Our clinicians at the Wendell Johnson Speech and Hearing Clinic have specialty training to work with children with hearing loss and their families. We understand the importance of early access to sounds in a child's development and teaching caregivers how to care for the child's hearing aids or cochlear implants. Most importantly, we value your input as a parent. As the caregiver of a child with hearing loss, you are your child’s advocate and know your child and their environment and needs best. We will work closely with you to meet your goals as well as the hearing and communication needs of your child.
Hearing Testing for Newborns
Newborn Hearing Screening: A hearing screening is a quick pass/fail test to see how well your baby hears different pitches. This is commonly done in the nursery shortly before the baby is released from the hospital to go home. It is recommended to be done within the first month.
- Auditory Brainstem Response Testing (ABR)
- Otoacoustic Emissions Testing (OAE)
ABR and OAE testing allows us to measure hearing abilities without the child responding. The best results are obtained when the child is sleeping during these tests.
Hearing Testing for Young Children
- Visual Reinforcement Audiometry is used with toddlers and assesses hearing abilities by recording whether or not your child looks in the direction a sound was played.
- Play-based Hearing Tests designed to use play as a response to hearing a sound. For example, instead of expecting your child to raise their hand when they hear a beep, they can toss a ball to us.
Hearing Loss Treatments and Resources for Babies and Young Children
- When working with children who have hearing loss, a team approach is often best. We can provide information on other services your child may benefit from, in addition to hearing devices. These services could include working with a speech-language pathologist, pediatrician, otolaryngologist (ear-nose-throat physician), genetic specialist, or school audiologist.
- A referral from your child’s pediatrician, primary care physician, or otolaryngologist is recommended before testing or treatment is provided by our clinicians.
- A release of information is requested so that information can be shared with other professionals in order to coordinate and provide the best care for your child.
- Consultation on selecting hearing aids and assistive hearing devices for your child
- Share our Herky Poster with your child to prepare them for their hearing helpers.
- Maintenance and repair services: If you think your child’s hearing aid may be broken or not functioning properly, contact the clinic for advice and / or to schedule a visit
- Support navigating hearing-loss related accommodations for your child at school
- Aural rehabilitation and other speech-language services are available in the Wendell Johnson Speech and Hearing Clinic.
Frequently Asked Questions
What style of hearing aids will my child wear?
The most common style fit is a behind-the-ear style. This style will typically have a soft silicone earmold that can be changed as your child grows and they are safer in your child’s ears. For most children, hearing aids are equipped with tamper-proof battery doors and volume control turned off, for your child’s safety. These hearing aids are easy for families to take care of and are available in various fun colors. Behind-the-ear hearing aids are compatible with FM systems that are often used in the classroom.

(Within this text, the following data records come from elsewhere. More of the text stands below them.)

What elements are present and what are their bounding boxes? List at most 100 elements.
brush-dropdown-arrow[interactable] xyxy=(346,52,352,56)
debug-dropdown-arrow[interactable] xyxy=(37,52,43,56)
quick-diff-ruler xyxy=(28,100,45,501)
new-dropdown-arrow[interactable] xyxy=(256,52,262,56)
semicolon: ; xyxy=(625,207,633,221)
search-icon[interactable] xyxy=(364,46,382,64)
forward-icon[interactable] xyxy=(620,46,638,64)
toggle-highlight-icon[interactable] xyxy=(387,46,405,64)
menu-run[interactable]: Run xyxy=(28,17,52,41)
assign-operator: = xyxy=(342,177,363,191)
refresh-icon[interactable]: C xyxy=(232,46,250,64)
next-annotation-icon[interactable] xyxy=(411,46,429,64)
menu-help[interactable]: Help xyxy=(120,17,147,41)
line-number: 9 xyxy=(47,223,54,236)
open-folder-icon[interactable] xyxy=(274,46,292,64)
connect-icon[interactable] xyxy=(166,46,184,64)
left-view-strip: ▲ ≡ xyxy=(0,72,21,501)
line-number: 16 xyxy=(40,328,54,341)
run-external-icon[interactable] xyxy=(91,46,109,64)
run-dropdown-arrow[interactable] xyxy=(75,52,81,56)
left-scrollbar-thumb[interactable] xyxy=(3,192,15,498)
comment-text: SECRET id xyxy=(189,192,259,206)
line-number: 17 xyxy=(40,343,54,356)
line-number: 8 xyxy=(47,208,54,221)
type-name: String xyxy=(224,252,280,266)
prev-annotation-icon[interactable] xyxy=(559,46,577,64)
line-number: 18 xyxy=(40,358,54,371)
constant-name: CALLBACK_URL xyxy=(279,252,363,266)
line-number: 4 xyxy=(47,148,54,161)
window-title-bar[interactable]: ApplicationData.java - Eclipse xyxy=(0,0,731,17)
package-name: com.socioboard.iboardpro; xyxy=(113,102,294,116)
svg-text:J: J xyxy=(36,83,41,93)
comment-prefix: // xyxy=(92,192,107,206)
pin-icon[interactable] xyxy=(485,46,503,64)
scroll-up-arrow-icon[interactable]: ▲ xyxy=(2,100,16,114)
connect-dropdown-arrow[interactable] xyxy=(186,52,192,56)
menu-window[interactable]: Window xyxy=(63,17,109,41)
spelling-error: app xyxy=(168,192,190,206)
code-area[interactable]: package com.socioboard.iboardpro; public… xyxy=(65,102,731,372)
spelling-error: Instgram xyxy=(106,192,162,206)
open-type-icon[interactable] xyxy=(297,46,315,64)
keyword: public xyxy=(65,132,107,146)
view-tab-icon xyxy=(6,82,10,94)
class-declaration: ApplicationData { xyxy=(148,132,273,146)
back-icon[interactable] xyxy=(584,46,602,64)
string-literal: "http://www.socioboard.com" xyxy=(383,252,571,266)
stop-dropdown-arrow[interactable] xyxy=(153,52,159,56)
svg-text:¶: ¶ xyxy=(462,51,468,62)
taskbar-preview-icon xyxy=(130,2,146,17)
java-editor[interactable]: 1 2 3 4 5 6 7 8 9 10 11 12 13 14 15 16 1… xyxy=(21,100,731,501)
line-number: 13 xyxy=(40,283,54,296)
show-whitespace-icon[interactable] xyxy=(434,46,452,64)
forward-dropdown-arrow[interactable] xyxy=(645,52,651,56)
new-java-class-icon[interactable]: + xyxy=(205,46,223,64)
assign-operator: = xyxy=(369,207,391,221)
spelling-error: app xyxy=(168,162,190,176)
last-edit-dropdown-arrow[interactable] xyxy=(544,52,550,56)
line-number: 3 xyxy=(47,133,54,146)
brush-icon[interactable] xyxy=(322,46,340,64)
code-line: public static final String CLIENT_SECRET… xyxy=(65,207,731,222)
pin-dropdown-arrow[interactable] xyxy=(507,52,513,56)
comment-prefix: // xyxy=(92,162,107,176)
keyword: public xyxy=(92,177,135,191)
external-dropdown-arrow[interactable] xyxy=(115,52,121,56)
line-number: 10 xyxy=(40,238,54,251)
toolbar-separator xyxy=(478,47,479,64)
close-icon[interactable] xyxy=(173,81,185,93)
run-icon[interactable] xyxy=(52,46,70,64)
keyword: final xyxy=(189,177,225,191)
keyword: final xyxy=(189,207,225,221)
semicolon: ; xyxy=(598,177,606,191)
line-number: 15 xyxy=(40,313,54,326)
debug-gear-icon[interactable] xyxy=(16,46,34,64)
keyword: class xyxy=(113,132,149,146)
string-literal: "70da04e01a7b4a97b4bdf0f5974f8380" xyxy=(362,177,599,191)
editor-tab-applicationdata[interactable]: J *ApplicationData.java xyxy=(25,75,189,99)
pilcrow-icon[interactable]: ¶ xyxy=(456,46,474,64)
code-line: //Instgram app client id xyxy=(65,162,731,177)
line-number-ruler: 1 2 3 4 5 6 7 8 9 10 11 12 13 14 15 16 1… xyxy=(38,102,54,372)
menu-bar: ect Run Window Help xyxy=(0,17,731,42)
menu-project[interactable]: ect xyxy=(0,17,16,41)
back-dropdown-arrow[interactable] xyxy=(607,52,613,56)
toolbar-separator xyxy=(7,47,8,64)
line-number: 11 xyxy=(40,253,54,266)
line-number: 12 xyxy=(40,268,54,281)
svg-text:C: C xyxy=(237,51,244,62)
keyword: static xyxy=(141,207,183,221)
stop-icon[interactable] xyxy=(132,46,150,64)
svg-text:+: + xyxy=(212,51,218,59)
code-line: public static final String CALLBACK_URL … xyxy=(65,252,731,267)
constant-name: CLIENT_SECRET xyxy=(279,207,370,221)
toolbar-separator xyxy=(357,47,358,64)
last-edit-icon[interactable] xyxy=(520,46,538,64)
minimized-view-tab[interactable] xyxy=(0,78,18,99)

When does my child need new earmolds?
If you notice that your child’s hearing aids are not creating a seal, are loose in the ear, or are producing a lot of feedback (squealing) your child may need new earmolds. Earmolds will need to be refitted and made as your child grows. From birth-1 year of age, children often need new earmolds every 1-2 months. From 1-5 years, children likely need new earmolds every 4-6 months. After 5 years old, children may only need new earmolds every 9-12 months.
How often will my child have audiologist appointments?
When first receiving hearing aids, we will see you for follow-up services in 2 weeks and about every 1-2 months for the first year. These appointments are used to check the physical fit of the hearing aid and earmold, as well as amplification settings and test hearing. After the first year of hearing aid use, we encourage follow-up appointments at least every 3 months.
How will I pay for my child’s hearing aids?
Read information about submission of insurance claims and other financial resources on the opening page of the Clinic website. Several funds are available for financial assistance toward children’s hearing aids. They include the Elizabeth Thomas Fund, Student Academy of Audiology, Early Hearing Detection and Intervention Funding, and other service organizations.